La justice a su évoluer en transformant ses modes d'action qui ont été profondément renouvelés à l'initiative des Procureurs de la République dont je tiens à rappeler l'action dynamique dans la mise en oeuvre de la politique pénale.
Traitement en temps réel, territorialisation, réponse à la délinquance des mineurs et aide aux victimes sont désormais les axes de cette politique pénale que j'aurai l'occasion de rappeler aux procureurs généraux lors d'une prochaine réunion.
l - Le traitement en temps réel contribue de manière particulièrement efficace à la politique de sécurité à laquelle participent les Procureurs de la République et les juridictions pénales.
Ce nouveau mode de traitement des affaires, voulu et encouragé par la chancellerie, utilisé par la plupart des Parquets implique une saisine immédiate des magistrats dès l'interpellation de l'auteur d'une infraction pénale par les officiers de Police Judiciaire. Il permet d'apporter des réponses rapides et diversifiées aux actes de délinquance.
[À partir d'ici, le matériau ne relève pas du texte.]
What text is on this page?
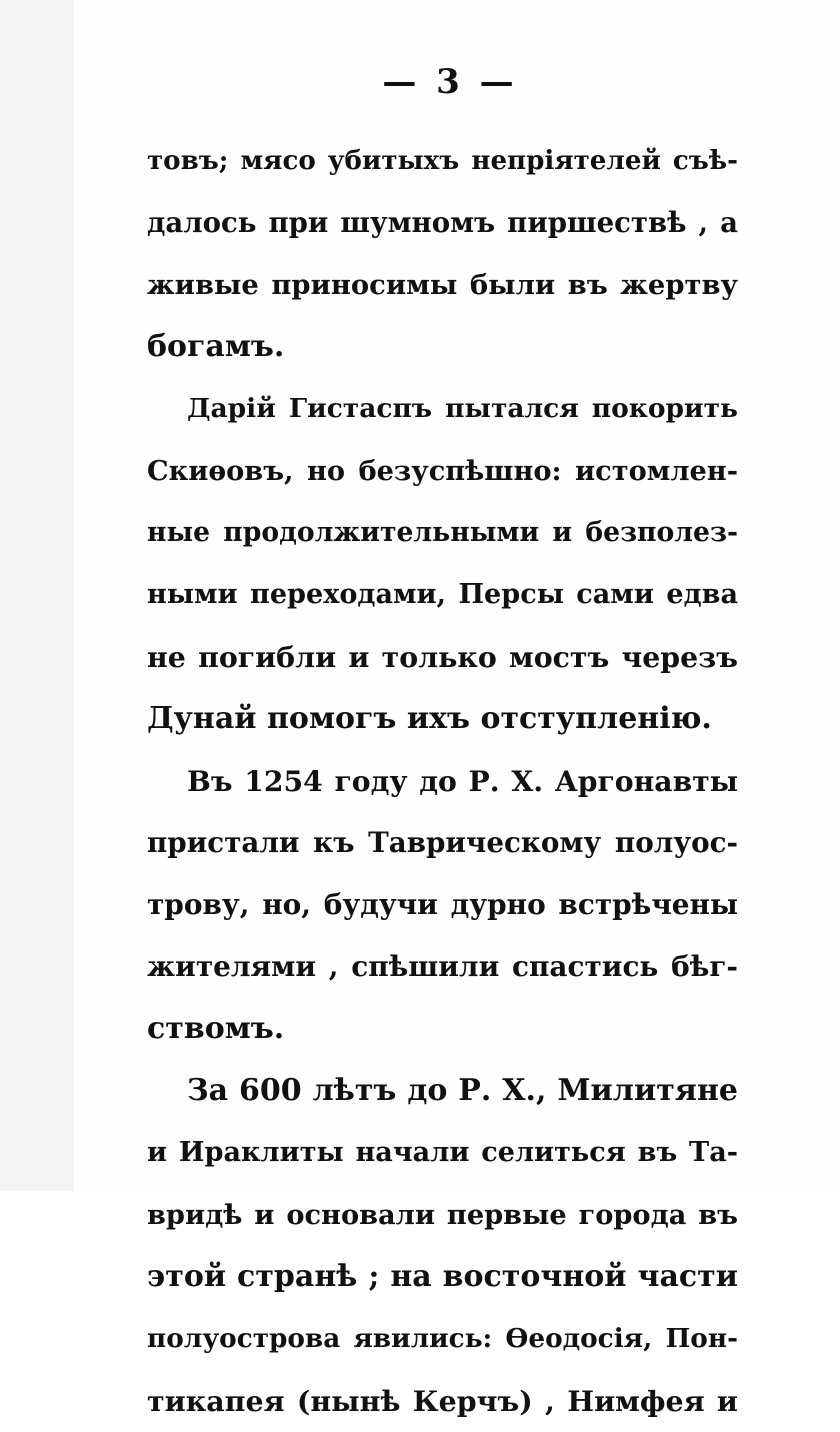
— 3 —
товъ; мясо убитыхъ непріятелей съѣ-
далось при шумномъ пиршествѣ , а
живые приносимы были въ жертву
богамъ.
Дарій Гистаспъ пытался покорить
Скиѳовъ, но безуспѣшно: истомлен-
ные продолжительными и безполез-
ными переходами, Персы сами едва
не погибли и только мостъ черезъ
Дунай помогъ ихъ отступленію.
Въ 1254 году до Р. Х. Аргонавты
пристали къ Таврическому полуос-
трову, но, будучи дурно встрѣчены
жителями , спѣшили спастись бѣг-
ствомъ.
За 600 лѣтъ до Р. Х., Милитяне
и Ираклиты начали селиться въ Та-
вридѣ и основали первые города въ
этой странѣ ; на восточной части
полуострова явились: Ѳеодосія, Пон-
тикапея (нынѣ Керчъ) , Нимфея и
Ainsi sur un total de plus de 397 000 décisions rendues par les tribunaux correctionnels, la convocation immédiate du mis en cause à l'issue de la garde à vue, par un officier ou un agent de police judiciaire représente 177 000 affaires, soit 44%, reléguant au second rang la citation directe par le ministère public qui était le mode habituel de saisine des juridictions il y de cela 15 ans.
Cette évolution se traduit donc par une accélération des procédures lorsque des poursuites sont exercées mais également par une exécution effective et rapide des sanctions, spécialement des peines de substitution tel que le travail d'intérêt général.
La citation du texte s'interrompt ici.